• ragtime •
Pronunciation: ræg-taim • Hear it!
Part of Speech: Noun, Adjective
Meaning: A piano music style that is a precursor of jazz, characterized by a regular "step" rhythm in the bass played against a bright, syncopated melody on the upper keyboard. Click here to hear The Maple Leaf Rag.
Notes: When we think of ragtime, we think of Scott Joplin (1868-1917), who was chiefly responsible for ragtime's popularity. He codified it and made it into an art form. The songs he wrote were rags, such as The Maple Leaf Rag, The Palm Leaf Rag, The Peacherine Rag. Rags became so popular that the great Irving Berlin wrote Alexander's Ragtime Band in 1911 and Joplin wrote an opera (Treemonisha) based on them. Writers and players of ragtime are ragtimers and playing ragtime music is ragging.
In Play: Ragtime grew up to a large extent in brothels and juke joints, so a ragtime girl was one whose morals were as loose as her hips on the dance floor. Miloš Forman celebrated this music in his 1981 movie, Ragtime, based on the novel of the same name by E. L. Doctorow.
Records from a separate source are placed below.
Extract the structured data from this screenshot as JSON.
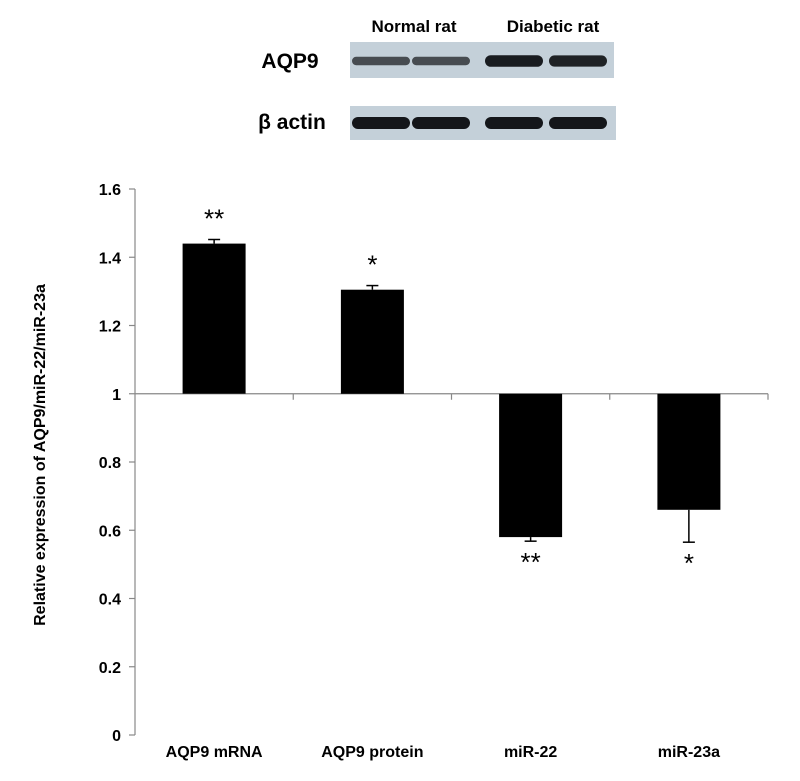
{
  "blot": {
    "group_labels": [
      "Normal rat",
      "Diabetic rat"
    ],
    "rows": [
      {
        "label": "AQP9",
        "band_intensities": [
          0.55,
          0.55,
          0.95,
          0.9
        ]
      },
      {
        "label": "β actin",
        "band_intensities": [
          1.0,
          1.0,
          1.0,
          1.0
        ]
      }
    ]
  },
  "chart_data": {
    "type": "bar",
    "title": "",
    "xlabel": "",
    "ylabel": "Relative expression of AQP9/miR-22/miR-23a",
    "categories": [
      "AQP9 mRNA",
      "AQP9 protein",
      "miR-22",
      "miR-23a"
    ],
    "values": [
      1.44,
      1.305,
      0.58,
      0.66
    ],
    "error": [
      0.012,
      0.012,
      0.012,
      0.095
    ],
    "significance": [
      "**",
      "*",
      "**",
      "*"
    ],
    "baseline": 1,
    "ylim": [
      0,
      1.6
    ],
    "yticks": [
      "0",
      "0.2",
      "0.4",
      "0.6",
      "0.8",
      "1",
      "1.2",
      "1.4",
      "1.6"
    ],
    "bar_color": "#000000",
    "grid": false,
    "legend": "none"
  }
}
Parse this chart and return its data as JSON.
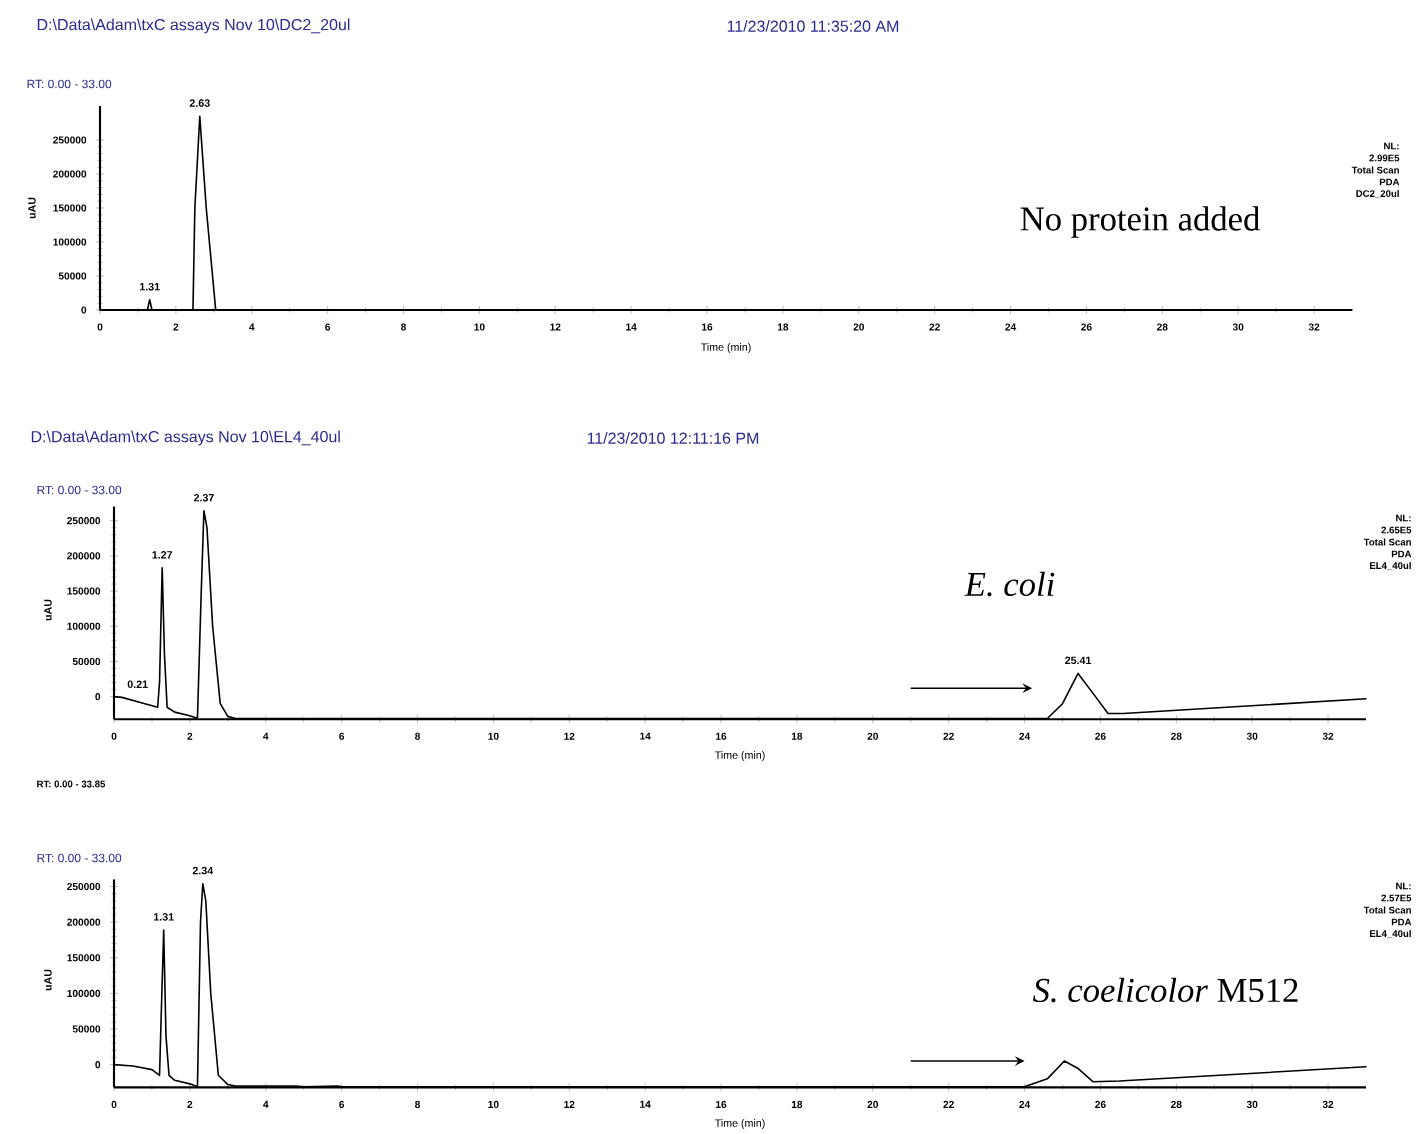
{
  "chart_data": [
    {
      "type": "line",
      "title": "D:\\Data\\Adam\\txC assays Nov 10\\DC2_20ul",
      "subtitle": "11/23/2010 11:35:20 AM",
      "xlabel": "Time (min)",
      "ylabel": "uAU",
      "color": "#000000",
      "x": [
        0,
        1.25,
        1.31,
        1.37,
        2.45,
        2.5,
        2.63,
        2.8,
        3.05,
        33
      ],
      "values": [
        0,
        0,
        15000,
        0,
        0,
        150000,
        285000,
        150000,
        0,
        0
      ],
      "xlim": [
        0,
        33
      ],
      "ylim": [
        0,
        300000
      ],
      "xticks": [
        0,
        2,
        4,
        6,
        8,
        10,
        12,
        14,
        16,
        18,
        20,
        22,
        24,
        26,
        28,
        30,
        32
      ],
      "yticks": [
        0,
        50000,
        100000,
        150000,
        200000,
        250000
      ],
      "annotations": [
        "RT: 0.00 - 33.00",
        "NL:",
        "2.99E5",
        "Total Scan",
        "PDA",
        "DC2_20ul",
        "No protein added",
        {
          "text": "1.31",
          "x": 1.31,
          "y": 15000
        },
        {
          "text": "2.63",
          "x": 2.63,
          "y": 285000
        }
      ]
    },
    {
      "type": "line",
      "title": "D:\\Data\\Adam\\txC assays Nov 10\\EL4_40ul",
      "subtitle": "11/23/2010 12:11:16 PM",
      "xlabel": "Time (min)",
      "ylabel": "uAU",
      "color": "#000000",
      "x": [
        0,
        0.21,
        0.6,
        1.15,
        1.2,
        1.27,
        1.33,
        1.4,
        1.6,
        2.0,
        2.15,
        2.2,
        2.3,
        2.37,
        2.45,
        2.6,
        2.8,
        3.0,
        3.2,
        24.6,
        25.0,
        25.41,
        25.8,
        26.2,
        26.6,
        33
      ],
      "values": [
        0,
        -1000,
        -7000,
        -15000,
        20000,
        183000,
        60000,
        -15000,
        -22000,
        -27000,
        -30000,
        -30000,
        150000,
        264000,
        240000,
        100000,
        -10000,
        -28000,
        -31000,
        -31000,
        -10000,
        33000,
        5000,
        -24000,
        -24000,
        -3000
      ],
      "xlim": [
        0,
        33
      ],
      "ylim": [
        -32000,
        270000
      ],
      "xticks": [
        0,
        2,
        4,
        6,
        8,
        10,
        12,
        14,
        16,
        18,
        20,
        22,
        24,
        26,
        28,
        30,
        32
      ],
      "yticks": [
        0,
        50000,
        100000,
        150000,
        200000,
        250000
      ],
      "annotations": [
        "RT: 0.00 - 33.00",
        "NL:",
        "2.65E5",
        "Total Scan",
        "PDA",
        "EL4_40ul",
        "*E. coli*",
        {
          "text": "0.21",
          "x": 0.21,
          "y": -1000
        },
        {
          "text": "1.27",
          "x": 1.27,
          "y": 183000
        },
        {
          "text": "2.37",
          "x": 2.37,
          "y": 264000
        },
        {
          "text": "25.41",
          "x": 25.41,
          "y": 33000
        }
      ]
    },
    {
      "type": "line",
      "xlabel": "Time (min)",
      "ylabel": "uAU",
      "color": "#000000",
      "x": [
        0,
        0.5,
        1.0,
        1.2,
        1.25,
        1.31,
        1.37,
        1.45,
        1.6,
        2.0,
        2.15,
        2.2,
        2.28,
        2.34,
        2.42,
        2.55,
        2.75,
        3.0,
        3.2,
        4.8,
        5.0,
        5.9,
        6.0,
        24.0,
        24.6,
        25.05,
        25.4,
        25.8,
        26.5,
        33
      ],
      "values": [
        0,
        -2000,
        -7000,
        -15000,
        80000,
        189000,
        40000,
        -15000,
        -22000,
        -27000,
        -30000,
        -30000,
        200000,
        254000,
        230000,
        100000,
        -15000,
        -28000,
        -30000,
        -30000,
        -31000,
        -30000,
        -31000,
        -31000,
        -20000,
        5000,
        -5000,
        -24000,
        -23000,
        -3000
      ],
      "xlim": [
        0,
        33
      ],
      "ylim": [
        -32000,
        260000
      ],
      "xticks": [
        0,
        2,
        4,
        6,
        8,
        10,
        12,
        14,
        16,
        18,
        20,
        22,
        24,
        26,
        28,
        30,
        32
      ],
      "yticks": [
        0,
        50000,
        100000,
        150000,
        200000,
        250000
      ],
      "annotations": [
        "RT: 0.00 - 33.85",
        "RT: 0.00 - 33.00",
        "NL:",
        "2.57E5",
        "Total Scan",
        "PDA",
        "EL4_40ul",
        "*S. coelicolor* M512",
        {
          "text": "1.31",
          "x": 1.31,
          "y": 189000
        },
        {
          "text": "2.34",
          "x": 2.34,
          "y": 254000
        }
      ]
    }
  ]
}
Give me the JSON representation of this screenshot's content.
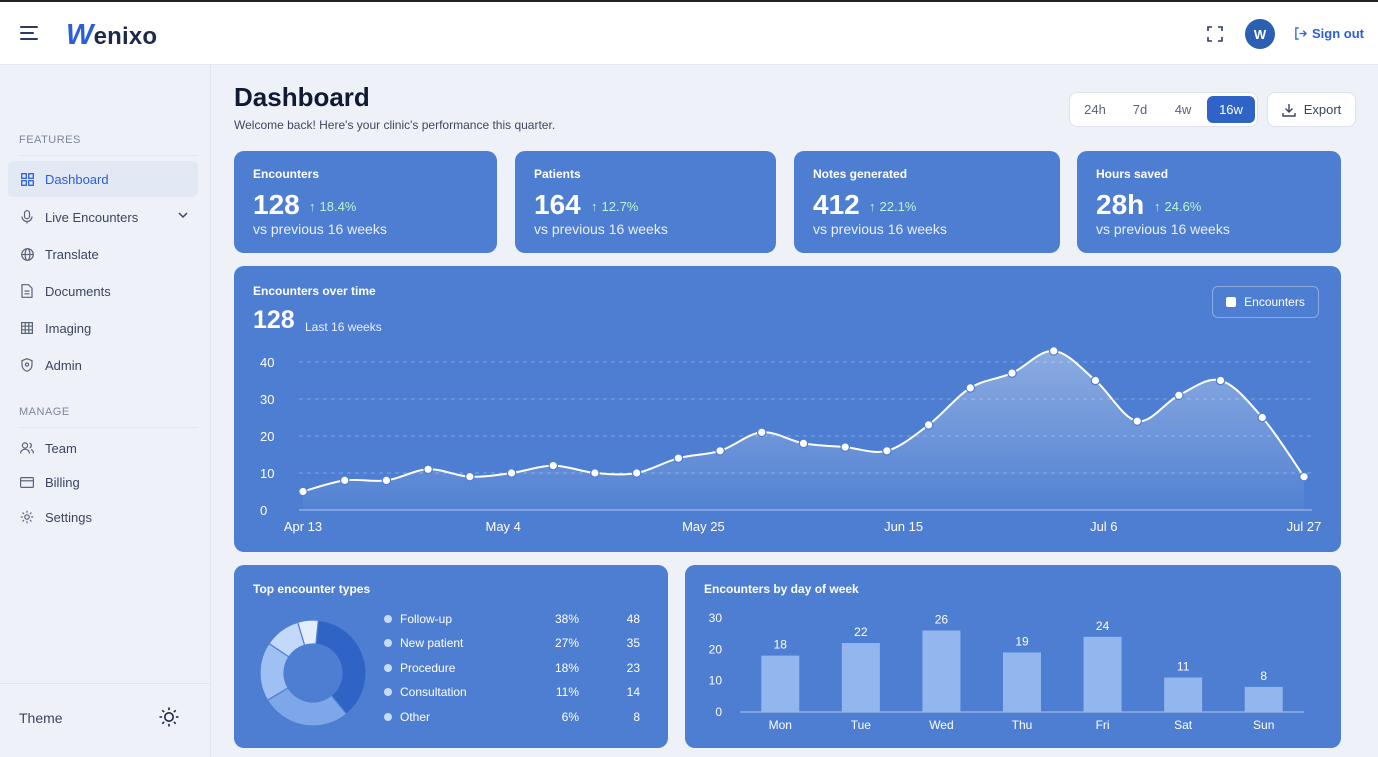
{
  "header": {
    "logo_mark": "W",
    "logo_text": "enixo",
    "avatar_initial": "W",
    "sign_out_label": "Sign out"
  },
  "sidebar": {
    "features_label": "FEATURES",
    "manage_label": "MANAGE",
    "features_items": [
      {
        "label": "Dashboard",
        "icon": "grid-icon",
        "active": true
      },
      {
        "label": "Live Encounters",
        "icon": "microphone-icon",
        "active": false
      },
      {
        "label": "Translate",
        "icon": "globe-icon",
        "active": false
      },
      {
        "label": "Documents",
        "icon": "document-icon",
        "active": false
      },
      {
        "label": "Imaging",
        "icon": "image-grid-icon",
        "active": false
      },
      {
        "label": "Admin",
        "icon": "shield-icon",
        "active": false
      }
    ],
    "manage_items": [
      {
        "label": "Team",
        "icon": "users-icon"
      },
      {
        "label": "Billing",
        "icon": "credit-card-icon"
      },
      {
        "label": "Settings",
        "icon": "gear-icon"
      }
    ],
    "theme_label": "Theme"
  },
  "page": {
    "title": "Dashboard",
    "subtitle": "Welcome back! Here's your clinic's performance this quarter.",
    "ranges": [
      "24h",
      "7d",
      "4w",
      "16w"
    ],
    "active_range": "16w",
    "export_label": "Export"
  },
  "kpis": [
    {
      "label": "Encounters",
      "value": "128",
      "delta": "18.4%",
      "note": "vs previous 16 weeks"
    },
    {
      "label": "Patients",
      "value": "164",
      "delta": "12.7%",
      "note": "vs previous 16 weeks"
    },
    {
      "label": "Notes generated",
      "value": "412",
      "delta": "22.1%",
      "note": "vs previous 16 weeks"
    },
    {
      "label": "Hours saved",
      "value": "28h",
      "delta": "24.6%",
      "note": "vs previous 16 weeks"
    }
  ],
  "encounters_chart": {
    "title": "Encounters over time",
    "total": "128",
    "range_label": "Last 16 weeks",
    "legend_label": "Encounters"
  },
  "types_card": {
    "title": "Top encounter types"
  },
  "weekday_card": {
    "title": "Encounters by day of week"
  },
  "colors": {
    "accent": "#2b5fd9",
    "card": "#4d7ed1",
    "positive": "#bff3d2"
  },
  "chart_data": [
    {
      "type": "area",
      "title": "Encounters over time",
      "series": [
        {
          "name": "Encounters",
          "values": [
            5,
            8,
            8,
            11,
            9,
            10,
            12,
            10,
            10,
            14,
            16,
            21,
            18,
            17,
            16,
            23,
            33,
            37,
            43,
            35,
            24,
            31,
            35,
            25,
            9
          ]
        }
      ],
      "x_positions": [
        0,
        2,
        4,
        6,
        8,
        10,
        12,
        14,
        16,
        18,
        20,
        22,
        24,
        26,
        28,
        30,
        32,
        34,
        36,
        38,
        40,
        42,
        44,
        46,
        48
      ],
      "x_tick_labels": [
        "Apr 13",
        "May 4",
        "May 25",
        "Jun 15",
        "Jul 6",
        "Jul 27"
      ],
      "ylim": [
        0,
        40
      ],
      "yticks": [
        0,
        10,
        20,
        30,
        40
      ],
      "grid": true
    },
    {
      "type": "pie",
      "title": "Top encounter types",
      "categories": [
        "Follow-up",
        "New patient",
        "Procedure",
        "Consultation",
        "Other"
      ],
      "percent_labels": [
        "38%",
        "27%",
        "18%",
        "11%",
        "6%"
      ],
      "values": [
        48,
        35,
        23,
        14,
        8
      ],
      "colors": [
        "#2f64c6",
        "#7ea7e9",
        "#9fc0f3",
        "#c3d8fa",
        "#e3edfd"
      ]
    },
    {
      "type": "bar",
      "title": "Encounters by day of week",
      "categories": [
        "Mon",
        "Tue",
        "Wed",
        "Thu",
        "Fri",
        "Sat",
        "Sun"
      ],
      "values": [
        18,
        22,
        26,
        19,
        24,
        11,
        8
      ],
      "ylim": [
        0,
        30
      ],
      "yticks": [
        0,
        10,
        20,
        30
      ]
    }
  ]
}
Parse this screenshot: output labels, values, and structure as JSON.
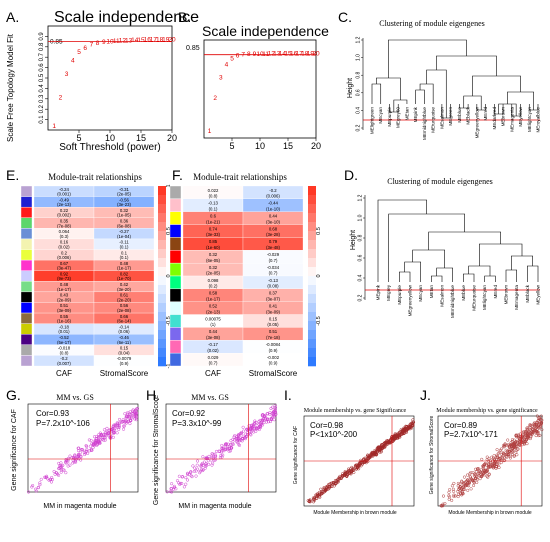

Word History: The original pieces written in ragtime were known as rags because of the ragged rhythm of the melody. Today's Good Word refers to the ragged or syncopated timing of rags, with beats held back or hurried, the hallmark of jazz and blues. To rag a tune was to syncopate it, break up the rhythm, make it bouncy and less predictable. The ragged rhythms probably came from Western African jubas, the knee-slapping, hand-clapping syncopated music of plantation slaves in the South. Jubas may also be related to our Good Word jukebox.